E certo non è incoraggiante la ricerca di McKinsey-ValoreD “Occupazione-Istruzione-Educazione: le trappole nascoste nel percorso delle ragazze verso il lavoro”, presentata da Roberta Marracino durante la due giorni di Nuvola rosa, organizzata a Roma dal 22 al 24 aprile da Microsoft Italia e 16 partner pubblici e privati. I lavori sono stati densi di stimoli e mi piacerebbe diluirli nel tempo, perché tutti insieme rischiano di perdersi in un quadro troppo ricco. Inizio proprio dalla prima parte della ricerca citata, che offre importanti spunti di riflessione:
“La cultura prevalente e la famiglia esercitano un’influenza importante su comportamenti e attitudini delle ragazze sin dai primi anni di vita. A partire dai giochi che i genitori svolgono insieme ai figli (6-10 anni). Se i papà si dilettano con maschi e femmine mettendo in opera gli stessi giochi (disegno, giochi di movimento, videogiochi, etc.), le mamme appaiono essere più frequentemente vittime di stereotipi: oltre il 52% di esse gioca con le figlie svolgendo attività domestiche, mentre disegna o svolge giochi da tavolo con i figli maschi” spiega Marracino, aggiungendo che “questa divergenza di atteggiamento e aspettative si ripropone anche successivamente, quando i figli sono più grandi (6-17 anni). Circa un quarto dei bambini e delle bambine sono impegnati indifferentemente in attività quali badare ai fratelli più piccoli e fare la spesa, ma le attività che registrano maggiore discrepanza tra gli uni e le altre sono quelle più squisitamente “casalinghe”: rifarsi il letto, apparecchiare/sparecchiare la tavola, fare le pulizie di casa rimangono impegni in gran parte a carico delle femmine”. Come in una profezia che si auto realizza: “se diamo per scontato che siano le ragazze a svolgere certe attività, senz’altro saranno loro a farsene carico in futuro, rinunciando spesso a lavorare fuori casa” commenta Marracino.
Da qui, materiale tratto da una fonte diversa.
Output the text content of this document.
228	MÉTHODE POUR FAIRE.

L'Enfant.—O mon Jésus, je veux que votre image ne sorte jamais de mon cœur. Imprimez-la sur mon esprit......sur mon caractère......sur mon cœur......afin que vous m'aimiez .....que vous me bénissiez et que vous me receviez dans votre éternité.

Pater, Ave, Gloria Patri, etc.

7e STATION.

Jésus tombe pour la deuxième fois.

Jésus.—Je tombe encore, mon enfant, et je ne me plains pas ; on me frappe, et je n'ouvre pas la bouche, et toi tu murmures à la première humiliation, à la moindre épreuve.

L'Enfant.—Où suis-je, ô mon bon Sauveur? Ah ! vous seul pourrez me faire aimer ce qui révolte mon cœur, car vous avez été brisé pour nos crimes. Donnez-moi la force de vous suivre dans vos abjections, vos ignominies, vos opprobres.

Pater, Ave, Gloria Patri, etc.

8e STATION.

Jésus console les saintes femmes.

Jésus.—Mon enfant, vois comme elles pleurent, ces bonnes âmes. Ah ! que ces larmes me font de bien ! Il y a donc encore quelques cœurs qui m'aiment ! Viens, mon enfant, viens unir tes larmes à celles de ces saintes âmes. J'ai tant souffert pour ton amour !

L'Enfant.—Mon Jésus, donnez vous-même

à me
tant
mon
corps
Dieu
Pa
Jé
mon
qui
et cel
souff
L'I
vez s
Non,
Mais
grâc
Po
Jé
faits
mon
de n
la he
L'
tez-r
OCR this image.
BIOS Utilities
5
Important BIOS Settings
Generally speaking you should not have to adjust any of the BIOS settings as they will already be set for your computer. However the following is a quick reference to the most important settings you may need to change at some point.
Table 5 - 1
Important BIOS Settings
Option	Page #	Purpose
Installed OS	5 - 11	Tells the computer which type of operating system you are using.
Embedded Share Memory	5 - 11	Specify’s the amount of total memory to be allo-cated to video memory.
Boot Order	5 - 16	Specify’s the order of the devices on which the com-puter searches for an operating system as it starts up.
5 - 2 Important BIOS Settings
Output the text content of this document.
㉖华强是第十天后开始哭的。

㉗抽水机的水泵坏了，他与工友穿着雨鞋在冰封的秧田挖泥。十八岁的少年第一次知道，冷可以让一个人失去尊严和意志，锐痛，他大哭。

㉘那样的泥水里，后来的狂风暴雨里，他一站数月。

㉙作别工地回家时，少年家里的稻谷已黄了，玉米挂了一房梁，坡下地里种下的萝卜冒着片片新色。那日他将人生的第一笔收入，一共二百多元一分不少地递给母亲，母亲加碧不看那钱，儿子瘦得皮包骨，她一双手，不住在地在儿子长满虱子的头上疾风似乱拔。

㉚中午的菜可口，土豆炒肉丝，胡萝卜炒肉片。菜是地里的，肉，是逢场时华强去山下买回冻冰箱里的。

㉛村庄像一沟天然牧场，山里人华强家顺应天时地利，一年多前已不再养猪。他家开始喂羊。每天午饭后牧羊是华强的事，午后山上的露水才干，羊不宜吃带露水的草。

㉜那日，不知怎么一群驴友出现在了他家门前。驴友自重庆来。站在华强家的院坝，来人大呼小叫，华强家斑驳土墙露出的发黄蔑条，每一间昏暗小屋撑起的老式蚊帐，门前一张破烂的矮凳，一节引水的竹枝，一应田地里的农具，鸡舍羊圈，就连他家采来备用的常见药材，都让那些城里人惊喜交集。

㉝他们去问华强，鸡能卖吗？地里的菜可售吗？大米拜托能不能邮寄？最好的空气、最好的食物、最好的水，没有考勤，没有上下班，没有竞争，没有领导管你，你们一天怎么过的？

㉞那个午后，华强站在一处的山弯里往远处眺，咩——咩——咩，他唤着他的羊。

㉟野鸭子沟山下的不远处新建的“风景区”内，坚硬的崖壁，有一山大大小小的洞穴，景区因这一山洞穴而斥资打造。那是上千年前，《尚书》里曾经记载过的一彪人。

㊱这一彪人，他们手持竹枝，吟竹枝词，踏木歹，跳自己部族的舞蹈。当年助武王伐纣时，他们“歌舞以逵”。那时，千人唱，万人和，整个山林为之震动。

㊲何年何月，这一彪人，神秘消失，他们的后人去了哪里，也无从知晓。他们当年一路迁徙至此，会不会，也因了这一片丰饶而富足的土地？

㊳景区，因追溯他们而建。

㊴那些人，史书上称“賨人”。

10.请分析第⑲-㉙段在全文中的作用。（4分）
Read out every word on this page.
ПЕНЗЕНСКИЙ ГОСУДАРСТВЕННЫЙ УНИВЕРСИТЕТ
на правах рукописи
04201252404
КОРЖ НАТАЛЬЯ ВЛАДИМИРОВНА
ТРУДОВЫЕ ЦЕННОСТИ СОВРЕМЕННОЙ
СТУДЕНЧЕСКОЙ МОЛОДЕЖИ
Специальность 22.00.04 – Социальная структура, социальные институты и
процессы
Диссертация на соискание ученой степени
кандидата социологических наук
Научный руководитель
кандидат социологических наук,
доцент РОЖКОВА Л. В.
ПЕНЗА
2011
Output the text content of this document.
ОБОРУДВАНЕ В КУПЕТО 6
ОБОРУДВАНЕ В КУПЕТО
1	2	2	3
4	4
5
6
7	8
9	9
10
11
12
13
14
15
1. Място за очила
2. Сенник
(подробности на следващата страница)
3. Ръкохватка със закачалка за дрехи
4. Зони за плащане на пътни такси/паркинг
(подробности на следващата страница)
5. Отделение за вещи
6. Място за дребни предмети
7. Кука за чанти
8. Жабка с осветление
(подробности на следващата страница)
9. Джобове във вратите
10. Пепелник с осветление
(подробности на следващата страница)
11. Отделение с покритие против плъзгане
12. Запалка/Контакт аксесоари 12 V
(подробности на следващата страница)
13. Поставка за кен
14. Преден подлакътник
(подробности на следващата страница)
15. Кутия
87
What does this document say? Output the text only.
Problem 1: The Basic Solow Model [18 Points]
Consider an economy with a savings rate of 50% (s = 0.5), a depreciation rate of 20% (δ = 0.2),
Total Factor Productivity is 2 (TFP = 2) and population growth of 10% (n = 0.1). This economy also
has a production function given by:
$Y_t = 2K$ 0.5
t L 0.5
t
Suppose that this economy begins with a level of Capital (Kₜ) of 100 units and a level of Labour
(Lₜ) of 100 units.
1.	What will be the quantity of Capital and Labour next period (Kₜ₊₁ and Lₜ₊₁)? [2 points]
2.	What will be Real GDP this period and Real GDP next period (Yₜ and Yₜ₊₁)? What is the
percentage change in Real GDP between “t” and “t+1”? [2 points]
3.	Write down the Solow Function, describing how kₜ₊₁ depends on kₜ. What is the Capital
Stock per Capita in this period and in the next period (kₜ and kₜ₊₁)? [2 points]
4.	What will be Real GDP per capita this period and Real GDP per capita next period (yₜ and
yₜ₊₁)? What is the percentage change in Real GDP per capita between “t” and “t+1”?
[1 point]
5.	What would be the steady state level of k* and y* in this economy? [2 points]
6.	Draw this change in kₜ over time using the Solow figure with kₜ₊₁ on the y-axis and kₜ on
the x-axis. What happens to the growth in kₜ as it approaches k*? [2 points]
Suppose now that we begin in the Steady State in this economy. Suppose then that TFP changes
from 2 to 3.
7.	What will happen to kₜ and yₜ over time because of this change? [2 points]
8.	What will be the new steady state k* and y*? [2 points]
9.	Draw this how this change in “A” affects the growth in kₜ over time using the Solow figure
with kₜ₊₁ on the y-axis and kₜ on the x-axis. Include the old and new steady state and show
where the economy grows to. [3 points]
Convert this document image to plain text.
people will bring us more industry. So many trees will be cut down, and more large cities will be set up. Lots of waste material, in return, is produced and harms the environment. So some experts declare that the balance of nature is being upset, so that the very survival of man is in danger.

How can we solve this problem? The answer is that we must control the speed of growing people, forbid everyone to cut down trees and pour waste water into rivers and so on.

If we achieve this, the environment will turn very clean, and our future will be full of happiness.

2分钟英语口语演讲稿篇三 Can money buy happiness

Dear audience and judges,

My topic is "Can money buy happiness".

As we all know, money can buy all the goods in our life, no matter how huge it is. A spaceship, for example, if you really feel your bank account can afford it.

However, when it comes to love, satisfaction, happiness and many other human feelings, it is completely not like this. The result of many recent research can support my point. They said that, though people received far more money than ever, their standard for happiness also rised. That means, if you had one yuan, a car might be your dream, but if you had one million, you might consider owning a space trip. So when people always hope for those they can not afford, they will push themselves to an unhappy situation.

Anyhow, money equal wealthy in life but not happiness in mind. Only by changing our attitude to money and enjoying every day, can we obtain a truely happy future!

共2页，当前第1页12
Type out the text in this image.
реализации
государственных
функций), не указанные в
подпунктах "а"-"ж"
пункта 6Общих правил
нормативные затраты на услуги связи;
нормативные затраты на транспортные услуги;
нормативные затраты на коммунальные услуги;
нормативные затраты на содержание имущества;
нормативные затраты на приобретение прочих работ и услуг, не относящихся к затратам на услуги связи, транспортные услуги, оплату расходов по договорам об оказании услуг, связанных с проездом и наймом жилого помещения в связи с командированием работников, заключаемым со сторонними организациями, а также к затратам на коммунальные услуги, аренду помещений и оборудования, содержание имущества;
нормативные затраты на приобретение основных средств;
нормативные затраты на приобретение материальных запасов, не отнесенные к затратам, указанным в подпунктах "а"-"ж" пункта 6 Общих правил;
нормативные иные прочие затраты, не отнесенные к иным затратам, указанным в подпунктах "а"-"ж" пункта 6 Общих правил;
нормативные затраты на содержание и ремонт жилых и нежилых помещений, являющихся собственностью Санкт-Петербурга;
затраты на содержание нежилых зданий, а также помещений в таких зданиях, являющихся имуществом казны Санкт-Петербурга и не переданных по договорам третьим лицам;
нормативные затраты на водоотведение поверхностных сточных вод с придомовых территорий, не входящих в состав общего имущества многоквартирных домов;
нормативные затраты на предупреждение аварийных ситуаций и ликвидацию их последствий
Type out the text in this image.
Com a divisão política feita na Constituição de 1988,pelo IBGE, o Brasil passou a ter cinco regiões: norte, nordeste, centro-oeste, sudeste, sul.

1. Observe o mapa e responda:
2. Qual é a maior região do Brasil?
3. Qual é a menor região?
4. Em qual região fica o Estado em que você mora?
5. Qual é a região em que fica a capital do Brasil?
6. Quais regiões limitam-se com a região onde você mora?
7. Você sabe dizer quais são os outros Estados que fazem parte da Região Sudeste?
E questa differenza di giochi, e quindi di educazione, non ha un effetto diretto solo sul fatto che le donne si fanno carico di oltre l’80% dei lavori di cura in Italia. Ha come conseguenza anche la scelta di studio, del tipo di lavoro e carriera. Ma di questo parleremo un’altra volta. Ora vorrei solo invitarvi a fare un esercizio. Osserviamoci da fuori e se i risultati della nostra ricerca personale coincideranno con quelli di McKinsey, magari corriamo ai ripari e iniziamo da un’equità domestica per costruire una società più equa per le prossime generazioni.